When a small claims case is filed, participants get a link to the ODR platform in their email, and things proceed from there. The state is still looking into matters of digital equity, but officials are pleased with the early stages of the project, which launched in September 2018. There are three essential components for ODR in this context, said Paul Embley, the CIO and technology division director at the National Center for State Courts — that it operates exclusively online, that it is explicitly designed to assist litigants in resolving disputes or cases and that it is supported by the legal system.
The "why" here has to do with access to justice, said Amber Ivey, a manager at Pew Charitable Trusts, which is a nonprofit organization working to help digitize these processes in jurisdictions across the country.
The world has undergone sweeping changes in rates of access to justice in the past 30 years, she said. As recently as the 1990s, only 4 percent of individuals in courts were not represented by lawyers. Ivey said the number has now risen, so much so that now in 75 percent of civil cases, one side does not have a lawyer.
While civil and small claims courts do not legally require both sides to have a lawyer, they are without question complicated processes that require an understanding of the law. And whereas one can easily search online for help with things like baking or car repair, the online ecosystem for legal advice is flooded by ads for lawyers and other confusing resources.

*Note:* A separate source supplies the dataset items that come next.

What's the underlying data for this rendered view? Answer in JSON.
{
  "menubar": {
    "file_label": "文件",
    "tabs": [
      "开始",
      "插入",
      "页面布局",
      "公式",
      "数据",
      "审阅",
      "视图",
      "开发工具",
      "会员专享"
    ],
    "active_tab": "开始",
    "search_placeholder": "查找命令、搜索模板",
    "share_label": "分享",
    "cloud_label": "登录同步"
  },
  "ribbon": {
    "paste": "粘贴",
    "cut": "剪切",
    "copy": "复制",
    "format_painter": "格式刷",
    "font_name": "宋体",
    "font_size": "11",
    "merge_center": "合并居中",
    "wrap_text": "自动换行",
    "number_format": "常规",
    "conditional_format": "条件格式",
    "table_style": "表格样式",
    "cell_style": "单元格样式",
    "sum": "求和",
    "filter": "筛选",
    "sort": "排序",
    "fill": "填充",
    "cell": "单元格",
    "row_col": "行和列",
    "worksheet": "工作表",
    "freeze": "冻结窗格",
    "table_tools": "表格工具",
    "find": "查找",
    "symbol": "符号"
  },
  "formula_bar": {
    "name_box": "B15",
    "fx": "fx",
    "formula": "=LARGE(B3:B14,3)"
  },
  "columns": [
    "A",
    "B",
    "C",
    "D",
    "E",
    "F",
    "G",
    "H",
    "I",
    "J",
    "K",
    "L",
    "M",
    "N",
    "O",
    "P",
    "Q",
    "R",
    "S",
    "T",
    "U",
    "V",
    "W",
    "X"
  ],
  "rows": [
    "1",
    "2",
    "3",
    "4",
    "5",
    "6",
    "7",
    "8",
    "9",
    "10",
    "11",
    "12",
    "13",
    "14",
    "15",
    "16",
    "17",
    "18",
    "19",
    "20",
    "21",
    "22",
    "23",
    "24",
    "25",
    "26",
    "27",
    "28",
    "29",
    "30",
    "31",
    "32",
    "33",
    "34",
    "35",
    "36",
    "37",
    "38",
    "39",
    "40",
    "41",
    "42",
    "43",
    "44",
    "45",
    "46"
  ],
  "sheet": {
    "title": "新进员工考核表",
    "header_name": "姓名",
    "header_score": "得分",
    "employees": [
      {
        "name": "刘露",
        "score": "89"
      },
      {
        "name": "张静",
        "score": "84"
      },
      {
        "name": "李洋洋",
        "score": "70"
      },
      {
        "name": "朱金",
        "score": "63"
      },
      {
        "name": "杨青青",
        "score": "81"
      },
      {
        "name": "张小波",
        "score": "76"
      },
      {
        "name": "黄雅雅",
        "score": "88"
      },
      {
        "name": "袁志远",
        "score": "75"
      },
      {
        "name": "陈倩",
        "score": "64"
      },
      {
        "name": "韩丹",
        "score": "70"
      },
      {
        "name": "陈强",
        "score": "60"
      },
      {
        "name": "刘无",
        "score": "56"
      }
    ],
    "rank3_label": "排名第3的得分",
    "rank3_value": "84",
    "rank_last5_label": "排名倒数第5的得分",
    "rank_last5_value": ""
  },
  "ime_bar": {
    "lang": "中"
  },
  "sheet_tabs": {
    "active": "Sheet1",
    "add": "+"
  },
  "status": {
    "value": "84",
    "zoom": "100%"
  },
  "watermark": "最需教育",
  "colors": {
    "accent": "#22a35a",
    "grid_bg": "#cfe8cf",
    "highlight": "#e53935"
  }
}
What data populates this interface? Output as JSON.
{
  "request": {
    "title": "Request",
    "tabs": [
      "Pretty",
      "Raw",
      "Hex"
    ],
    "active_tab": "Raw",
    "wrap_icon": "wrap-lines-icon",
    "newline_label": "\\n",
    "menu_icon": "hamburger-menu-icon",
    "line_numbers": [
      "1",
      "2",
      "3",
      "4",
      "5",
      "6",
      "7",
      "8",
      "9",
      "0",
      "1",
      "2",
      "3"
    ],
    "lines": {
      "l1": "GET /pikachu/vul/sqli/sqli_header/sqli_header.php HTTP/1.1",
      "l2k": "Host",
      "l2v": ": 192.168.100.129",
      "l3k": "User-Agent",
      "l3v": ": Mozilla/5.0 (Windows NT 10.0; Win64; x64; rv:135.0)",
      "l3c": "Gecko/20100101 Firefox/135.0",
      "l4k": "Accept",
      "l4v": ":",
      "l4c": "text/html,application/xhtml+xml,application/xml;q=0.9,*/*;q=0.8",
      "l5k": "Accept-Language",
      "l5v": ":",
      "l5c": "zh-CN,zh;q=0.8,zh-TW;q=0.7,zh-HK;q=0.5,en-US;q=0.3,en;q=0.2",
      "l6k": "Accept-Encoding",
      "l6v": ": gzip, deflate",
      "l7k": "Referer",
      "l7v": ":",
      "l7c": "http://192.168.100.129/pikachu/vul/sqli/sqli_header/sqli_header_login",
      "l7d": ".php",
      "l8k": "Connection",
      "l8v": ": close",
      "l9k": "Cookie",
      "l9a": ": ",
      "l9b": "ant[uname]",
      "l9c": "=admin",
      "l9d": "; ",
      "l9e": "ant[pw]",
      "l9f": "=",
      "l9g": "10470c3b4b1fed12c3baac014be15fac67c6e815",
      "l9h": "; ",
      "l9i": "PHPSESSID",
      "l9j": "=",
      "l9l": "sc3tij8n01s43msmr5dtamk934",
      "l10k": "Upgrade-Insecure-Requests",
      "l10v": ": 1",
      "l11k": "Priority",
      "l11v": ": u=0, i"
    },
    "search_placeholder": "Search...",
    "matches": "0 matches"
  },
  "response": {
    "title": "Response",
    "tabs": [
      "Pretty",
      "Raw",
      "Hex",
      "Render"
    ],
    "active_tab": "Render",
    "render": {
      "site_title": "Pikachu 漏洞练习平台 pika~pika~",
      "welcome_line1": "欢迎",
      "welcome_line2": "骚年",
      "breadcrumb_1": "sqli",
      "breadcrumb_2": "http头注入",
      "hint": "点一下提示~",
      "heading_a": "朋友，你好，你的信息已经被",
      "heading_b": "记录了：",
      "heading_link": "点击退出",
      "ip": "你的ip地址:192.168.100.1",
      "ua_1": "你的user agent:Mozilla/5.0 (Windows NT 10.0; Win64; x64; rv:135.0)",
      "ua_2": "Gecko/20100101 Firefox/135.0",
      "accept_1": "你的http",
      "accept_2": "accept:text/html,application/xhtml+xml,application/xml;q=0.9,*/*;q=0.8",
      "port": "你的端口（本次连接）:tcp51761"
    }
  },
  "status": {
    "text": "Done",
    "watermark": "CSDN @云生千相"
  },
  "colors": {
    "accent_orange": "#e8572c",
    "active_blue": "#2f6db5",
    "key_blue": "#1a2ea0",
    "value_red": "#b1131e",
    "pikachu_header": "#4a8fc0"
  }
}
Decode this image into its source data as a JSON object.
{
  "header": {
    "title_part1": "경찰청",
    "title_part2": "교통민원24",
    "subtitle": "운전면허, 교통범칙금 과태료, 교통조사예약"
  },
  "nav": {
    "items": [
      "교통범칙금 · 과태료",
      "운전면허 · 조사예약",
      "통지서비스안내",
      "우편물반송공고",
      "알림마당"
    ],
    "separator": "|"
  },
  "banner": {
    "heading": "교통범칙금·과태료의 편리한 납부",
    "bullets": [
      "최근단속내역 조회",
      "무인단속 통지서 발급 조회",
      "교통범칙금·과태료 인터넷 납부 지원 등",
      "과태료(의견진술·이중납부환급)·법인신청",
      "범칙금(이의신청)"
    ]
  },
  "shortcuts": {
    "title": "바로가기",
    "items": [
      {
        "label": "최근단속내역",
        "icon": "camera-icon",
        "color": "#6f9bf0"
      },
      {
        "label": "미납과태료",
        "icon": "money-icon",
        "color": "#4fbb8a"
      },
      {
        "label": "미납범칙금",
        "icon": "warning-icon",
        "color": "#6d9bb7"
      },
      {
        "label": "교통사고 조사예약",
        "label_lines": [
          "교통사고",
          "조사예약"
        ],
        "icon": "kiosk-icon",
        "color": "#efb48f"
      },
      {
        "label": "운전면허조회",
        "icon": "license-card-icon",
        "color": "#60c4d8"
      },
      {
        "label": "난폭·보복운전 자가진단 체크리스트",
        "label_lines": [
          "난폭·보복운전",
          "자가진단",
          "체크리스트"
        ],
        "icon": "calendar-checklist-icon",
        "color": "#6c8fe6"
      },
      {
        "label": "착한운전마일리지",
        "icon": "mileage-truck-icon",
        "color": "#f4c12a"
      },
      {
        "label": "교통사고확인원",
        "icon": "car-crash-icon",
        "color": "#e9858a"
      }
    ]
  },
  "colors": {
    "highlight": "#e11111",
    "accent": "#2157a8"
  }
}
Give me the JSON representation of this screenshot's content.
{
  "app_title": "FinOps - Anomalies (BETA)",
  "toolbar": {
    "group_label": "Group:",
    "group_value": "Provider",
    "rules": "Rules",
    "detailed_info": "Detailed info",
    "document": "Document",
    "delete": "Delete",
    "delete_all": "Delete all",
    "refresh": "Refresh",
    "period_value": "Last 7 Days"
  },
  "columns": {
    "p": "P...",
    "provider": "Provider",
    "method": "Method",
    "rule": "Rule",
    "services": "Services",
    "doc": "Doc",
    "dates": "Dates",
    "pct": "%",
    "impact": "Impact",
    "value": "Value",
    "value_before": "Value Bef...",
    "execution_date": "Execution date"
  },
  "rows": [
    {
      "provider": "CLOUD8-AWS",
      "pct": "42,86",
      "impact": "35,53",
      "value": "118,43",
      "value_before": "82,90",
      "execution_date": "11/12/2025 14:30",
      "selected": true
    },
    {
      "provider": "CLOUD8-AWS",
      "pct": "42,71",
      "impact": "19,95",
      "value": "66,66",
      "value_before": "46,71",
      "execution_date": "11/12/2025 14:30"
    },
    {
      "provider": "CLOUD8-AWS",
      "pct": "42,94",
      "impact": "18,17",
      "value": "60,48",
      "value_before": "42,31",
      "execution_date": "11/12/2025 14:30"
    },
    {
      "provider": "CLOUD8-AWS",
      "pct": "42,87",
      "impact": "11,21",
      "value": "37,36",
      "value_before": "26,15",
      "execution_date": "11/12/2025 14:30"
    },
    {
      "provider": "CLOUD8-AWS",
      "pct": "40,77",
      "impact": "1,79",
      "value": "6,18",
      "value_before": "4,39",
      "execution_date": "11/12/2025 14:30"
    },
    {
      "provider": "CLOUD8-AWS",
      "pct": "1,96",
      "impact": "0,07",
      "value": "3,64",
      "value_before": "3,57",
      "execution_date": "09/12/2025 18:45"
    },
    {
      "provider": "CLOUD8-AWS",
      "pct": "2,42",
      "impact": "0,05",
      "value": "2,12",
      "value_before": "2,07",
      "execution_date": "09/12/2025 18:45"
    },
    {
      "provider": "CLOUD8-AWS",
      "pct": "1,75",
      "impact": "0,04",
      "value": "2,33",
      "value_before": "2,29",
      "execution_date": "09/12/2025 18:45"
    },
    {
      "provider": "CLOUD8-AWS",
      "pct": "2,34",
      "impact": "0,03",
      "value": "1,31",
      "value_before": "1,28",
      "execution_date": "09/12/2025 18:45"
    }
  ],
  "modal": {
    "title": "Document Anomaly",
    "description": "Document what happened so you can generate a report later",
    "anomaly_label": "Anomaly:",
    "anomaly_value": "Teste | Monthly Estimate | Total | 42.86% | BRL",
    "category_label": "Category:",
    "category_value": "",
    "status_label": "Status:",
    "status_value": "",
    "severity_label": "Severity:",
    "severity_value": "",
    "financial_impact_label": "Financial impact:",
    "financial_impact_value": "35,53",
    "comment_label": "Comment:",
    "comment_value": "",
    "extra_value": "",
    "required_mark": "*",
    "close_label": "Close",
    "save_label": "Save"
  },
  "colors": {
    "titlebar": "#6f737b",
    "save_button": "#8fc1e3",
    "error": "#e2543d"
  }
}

There has, in turn, also been a major spike in the number of cases that are defaulting. Defaulting means a person has a claim against them and doesn’t do anything official to respond, which often leads to the court putting a judgment on them that could affect their credit report, which can make it hard to get housing or even employment.
“People are getting called into court and they’re just not showing up for a variety of reasons,” Ivey said. “This is a tool that can help reduce the default rate, and we’re seeing that in other states as well.”
Justice Himonas agreed.
“We have a huge access to justice problem in our country, and it’s something we need to deal with,” he said. “We see ODR as one of the tools to narrow the access to justice gap.”
Small claims cases that use ODR, or as some call it colloquially, “pajama court,” will likely be present soon in states other than Utah. In fact, the spreading has already started.
Ivey said that while Utah is the first state in the country to launch online dispute resolution as a tool, there is now a total of 50 jurisdictions doing it throughout 15 states.
Kim Allard, director of court services for the Utah Administrative Office of the Courts who works with Justice Himonas on Utah’s project, is working to help build it out in a way that will enable collaboration with other states too, creating a more robust platform.
As a result, Utah has seen a fast and sizable drop in defaults among eligible small claims cases. Prior to launching ODR, 71 percent resulted in a default. Now, that number is down to 53 percent, with officials noting that the majority of these cases are related to debt collection.
Justice Himonas sees a bright future for it all, one that extends beyond disputes over relatively small amounts of money.
“The platform these folks have built is robust enough that we can take it to any level,” he said. “It’s not just small claims cases. It’s traffic, it’s misdemeanors, it’s family law, it’s district court cases.”